Tejada, 37, was hitting just .239/.270/.326 with four homer ins in 91 games for the Giants, while Rowand, 33, was hitting .233/.274/.347 with four homers in 108 games.
"After much deliberation, including a long deliberation last night and sleeping on it, we felt this was the right time to set them free," general manager Brian Sabean told reporters (San Francisco Chronicle). "We appreciate their efforts. We're sorry it didn't turn out, but again, it's about managing the roster. There are only 40 spots. That has a lot to do with it, including giving Pill a chance."

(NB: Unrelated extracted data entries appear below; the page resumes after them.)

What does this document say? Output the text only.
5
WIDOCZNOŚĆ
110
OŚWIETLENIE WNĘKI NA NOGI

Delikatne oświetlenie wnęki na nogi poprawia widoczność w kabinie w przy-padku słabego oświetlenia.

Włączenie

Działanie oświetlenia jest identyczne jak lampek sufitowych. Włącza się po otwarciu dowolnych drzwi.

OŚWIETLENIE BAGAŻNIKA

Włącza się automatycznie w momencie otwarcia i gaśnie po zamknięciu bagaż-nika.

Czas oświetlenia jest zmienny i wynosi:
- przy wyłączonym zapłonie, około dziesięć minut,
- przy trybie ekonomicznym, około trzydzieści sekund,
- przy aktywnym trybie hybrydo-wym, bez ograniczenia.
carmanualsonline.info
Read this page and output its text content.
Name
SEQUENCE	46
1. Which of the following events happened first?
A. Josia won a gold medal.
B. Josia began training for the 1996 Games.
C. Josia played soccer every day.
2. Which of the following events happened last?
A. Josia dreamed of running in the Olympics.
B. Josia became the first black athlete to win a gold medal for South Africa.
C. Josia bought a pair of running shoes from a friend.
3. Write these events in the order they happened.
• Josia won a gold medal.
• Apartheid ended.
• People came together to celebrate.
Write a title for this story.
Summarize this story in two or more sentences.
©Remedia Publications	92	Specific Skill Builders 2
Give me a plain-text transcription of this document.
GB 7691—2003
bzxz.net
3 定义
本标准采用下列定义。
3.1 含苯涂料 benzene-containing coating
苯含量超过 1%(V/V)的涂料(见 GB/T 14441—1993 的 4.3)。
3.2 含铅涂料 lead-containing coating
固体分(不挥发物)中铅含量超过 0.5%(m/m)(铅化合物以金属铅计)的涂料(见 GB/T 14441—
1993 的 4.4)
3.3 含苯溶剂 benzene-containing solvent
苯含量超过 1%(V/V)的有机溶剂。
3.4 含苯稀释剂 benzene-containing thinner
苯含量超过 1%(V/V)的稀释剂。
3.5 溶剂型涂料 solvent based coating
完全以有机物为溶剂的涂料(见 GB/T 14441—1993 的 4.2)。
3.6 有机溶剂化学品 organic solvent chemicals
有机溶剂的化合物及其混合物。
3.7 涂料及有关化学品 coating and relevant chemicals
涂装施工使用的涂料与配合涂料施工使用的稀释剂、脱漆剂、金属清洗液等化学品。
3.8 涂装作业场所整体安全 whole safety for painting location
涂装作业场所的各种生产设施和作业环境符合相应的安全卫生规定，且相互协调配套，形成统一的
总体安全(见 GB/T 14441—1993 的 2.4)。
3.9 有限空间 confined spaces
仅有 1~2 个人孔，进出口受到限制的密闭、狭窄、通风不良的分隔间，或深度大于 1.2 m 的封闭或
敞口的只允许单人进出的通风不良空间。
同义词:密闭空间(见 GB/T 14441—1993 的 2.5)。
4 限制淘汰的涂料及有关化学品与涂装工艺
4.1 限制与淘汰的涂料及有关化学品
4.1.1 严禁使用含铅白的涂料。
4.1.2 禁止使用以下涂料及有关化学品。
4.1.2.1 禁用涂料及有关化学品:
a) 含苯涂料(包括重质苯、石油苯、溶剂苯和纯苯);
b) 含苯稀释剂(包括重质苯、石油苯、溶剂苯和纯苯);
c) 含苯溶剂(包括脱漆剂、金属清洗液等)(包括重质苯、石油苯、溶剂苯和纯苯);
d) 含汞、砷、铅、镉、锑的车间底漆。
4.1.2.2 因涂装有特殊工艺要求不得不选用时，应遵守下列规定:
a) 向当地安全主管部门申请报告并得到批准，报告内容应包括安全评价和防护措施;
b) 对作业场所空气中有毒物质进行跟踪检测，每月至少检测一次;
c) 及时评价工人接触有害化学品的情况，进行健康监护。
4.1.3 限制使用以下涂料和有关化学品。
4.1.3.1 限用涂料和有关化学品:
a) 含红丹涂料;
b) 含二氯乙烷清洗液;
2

And that's the key -- the 40 man spots. Even though rosters expand on Thursday, a player needs to be on the 40-man roster to be called up. Also, if Pill can hit like he did in the minors, he would be a valuable addition to the postseason roster, if the Giants can make it that far.
Those are the overt moves, the other side could be the team sending a message to underperforming veterans -- it doesn't matter how much you've done in your career (Tejada) or how much money you're owed (Rowand), if you don't perfrom (both), you're out. And there's been a lot of not performing of late. The Giants started the month a game up in the National League West and could find themselves seven games back at the close. Before Wednesday's game, the team is hitting .231/.283/.338 this month and averaging just 2.6 runs per game -- which no matter how good of a pitching staff you have, isn't going to cut it.
This may not be the end, either. Sabean said if the team's slide continues, more young players could be coming to replace the veterans.
"We're running out of games," Sabean said (San Francisco Chronicle). "We've all been on teams or seasons that turned on a dime. Nineteen ninety-eight was an example. Last year, too. Strange things happen. We're down to that."
Rowand told the Chronicle's John Shea that he understood the move and felt no ill-will toward the team (which will still pay him approximately $14 million for this yearand next, so why should he?), calling it "probably the right move for both parties. For myself and for the team."